In his 2008 book Impossible?, Julian Havil presents an argument offered in Massachusetts in 1854 contending that foreigners were more likely to be insane than native-born Americans. These figures were offered:
| Whole Population | |||
| Insane | Not Insane | Totals | |
| Foreign-Born | 625 | 229375 | 230000 |
| Native-Born | 2007 | 892669 | 894676 |
| Totals | 2632 | 1122044 | 1124676 |
The probability that a foreign-born person was deemed insane was 625/230000 = 2.7 × 10-3, and for a native-born person the probability was 2007/894676 = 2.2 × 10-3, which seems to support the claim.

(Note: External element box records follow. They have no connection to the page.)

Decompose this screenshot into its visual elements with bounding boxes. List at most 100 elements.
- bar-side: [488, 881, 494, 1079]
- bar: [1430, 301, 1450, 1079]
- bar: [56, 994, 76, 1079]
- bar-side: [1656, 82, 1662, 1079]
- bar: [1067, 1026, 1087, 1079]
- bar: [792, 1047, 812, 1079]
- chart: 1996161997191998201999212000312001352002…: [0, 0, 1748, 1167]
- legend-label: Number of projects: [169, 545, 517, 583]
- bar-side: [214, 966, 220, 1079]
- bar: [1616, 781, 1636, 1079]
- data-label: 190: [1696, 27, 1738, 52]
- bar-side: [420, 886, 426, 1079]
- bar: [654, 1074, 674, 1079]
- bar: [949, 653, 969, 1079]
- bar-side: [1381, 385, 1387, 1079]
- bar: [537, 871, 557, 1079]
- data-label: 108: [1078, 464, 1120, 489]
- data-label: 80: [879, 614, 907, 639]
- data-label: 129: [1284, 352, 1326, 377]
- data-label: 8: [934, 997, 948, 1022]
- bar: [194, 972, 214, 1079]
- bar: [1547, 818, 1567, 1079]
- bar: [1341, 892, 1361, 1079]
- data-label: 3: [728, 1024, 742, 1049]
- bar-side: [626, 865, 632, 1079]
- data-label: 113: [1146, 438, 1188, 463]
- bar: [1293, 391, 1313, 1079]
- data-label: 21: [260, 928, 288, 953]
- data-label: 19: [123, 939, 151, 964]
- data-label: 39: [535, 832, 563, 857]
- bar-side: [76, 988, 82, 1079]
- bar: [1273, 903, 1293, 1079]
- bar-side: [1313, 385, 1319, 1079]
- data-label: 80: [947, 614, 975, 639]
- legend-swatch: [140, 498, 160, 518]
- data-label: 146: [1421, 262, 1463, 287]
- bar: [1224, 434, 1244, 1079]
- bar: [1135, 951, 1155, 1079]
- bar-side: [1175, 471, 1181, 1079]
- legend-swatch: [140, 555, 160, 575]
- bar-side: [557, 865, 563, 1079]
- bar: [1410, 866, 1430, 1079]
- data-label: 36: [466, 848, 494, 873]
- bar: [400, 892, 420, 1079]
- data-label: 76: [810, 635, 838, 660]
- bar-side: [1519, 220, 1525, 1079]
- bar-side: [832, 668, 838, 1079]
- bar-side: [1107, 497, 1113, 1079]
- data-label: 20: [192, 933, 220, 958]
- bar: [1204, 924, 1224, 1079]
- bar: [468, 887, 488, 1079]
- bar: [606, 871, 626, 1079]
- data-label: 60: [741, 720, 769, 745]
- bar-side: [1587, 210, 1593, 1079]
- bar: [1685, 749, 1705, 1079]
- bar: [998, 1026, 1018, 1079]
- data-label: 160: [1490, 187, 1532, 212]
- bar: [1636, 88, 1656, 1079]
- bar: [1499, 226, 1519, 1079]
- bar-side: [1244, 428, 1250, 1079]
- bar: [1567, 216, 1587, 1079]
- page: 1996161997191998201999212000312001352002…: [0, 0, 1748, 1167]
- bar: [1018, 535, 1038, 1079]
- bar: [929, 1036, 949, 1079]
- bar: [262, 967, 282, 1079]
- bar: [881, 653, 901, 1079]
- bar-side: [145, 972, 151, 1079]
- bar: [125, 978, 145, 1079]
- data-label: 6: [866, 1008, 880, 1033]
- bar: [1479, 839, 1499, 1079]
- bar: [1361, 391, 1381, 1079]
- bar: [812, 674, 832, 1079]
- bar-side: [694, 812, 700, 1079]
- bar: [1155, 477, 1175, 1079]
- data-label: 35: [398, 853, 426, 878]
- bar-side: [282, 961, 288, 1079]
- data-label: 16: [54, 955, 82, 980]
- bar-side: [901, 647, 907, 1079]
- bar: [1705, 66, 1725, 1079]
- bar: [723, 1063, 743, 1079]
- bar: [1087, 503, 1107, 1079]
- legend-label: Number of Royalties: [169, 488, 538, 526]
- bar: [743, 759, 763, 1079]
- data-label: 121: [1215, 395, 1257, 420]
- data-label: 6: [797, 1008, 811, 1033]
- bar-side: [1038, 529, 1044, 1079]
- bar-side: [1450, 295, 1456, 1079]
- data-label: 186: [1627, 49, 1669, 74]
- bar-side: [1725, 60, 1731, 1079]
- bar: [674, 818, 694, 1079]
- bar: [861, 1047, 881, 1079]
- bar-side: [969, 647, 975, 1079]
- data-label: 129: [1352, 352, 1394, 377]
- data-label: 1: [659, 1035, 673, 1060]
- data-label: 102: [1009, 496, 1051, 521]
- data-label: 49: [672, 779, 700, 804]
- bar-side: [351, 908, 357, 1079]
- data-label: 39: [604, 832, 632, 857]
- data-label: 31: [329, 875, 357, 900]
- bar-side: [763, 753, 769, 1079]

But we get a different story when we divide the data by social hierarchy, into what were called the pauper and independent classes:
| Pauper Class | |||
| Insane | Not Insane | Totals | |
| Foreign-Born | 182 | 9090 | 9272 |
| Native-Born | 250 | 12513 | 12763 |
| Totals | 432 | 21603 | 22035 |
| Independent Class | |||
| Insane | Not Insane | Totals | |
| Foreign-Born | 443 | 220285 | 220728 |
| Native-Born | 1757 | 880156 | 881913 |
| Totals | 2200 | 1100441 | 1102641 |
In the pauper class the probability of a foreign-born person being deemed insane is 182/9272 = 0.02, which is the same as that for a native-born person (250/12763 = 0.02). And the same is true in the independent class, where both probabilities are 2.0 × 10-3. Havil writes, “So, if an adjustment is made for the status of the individuals we see that there is no relationship at all between sanity and origin” (an example of Simpson’s paradox).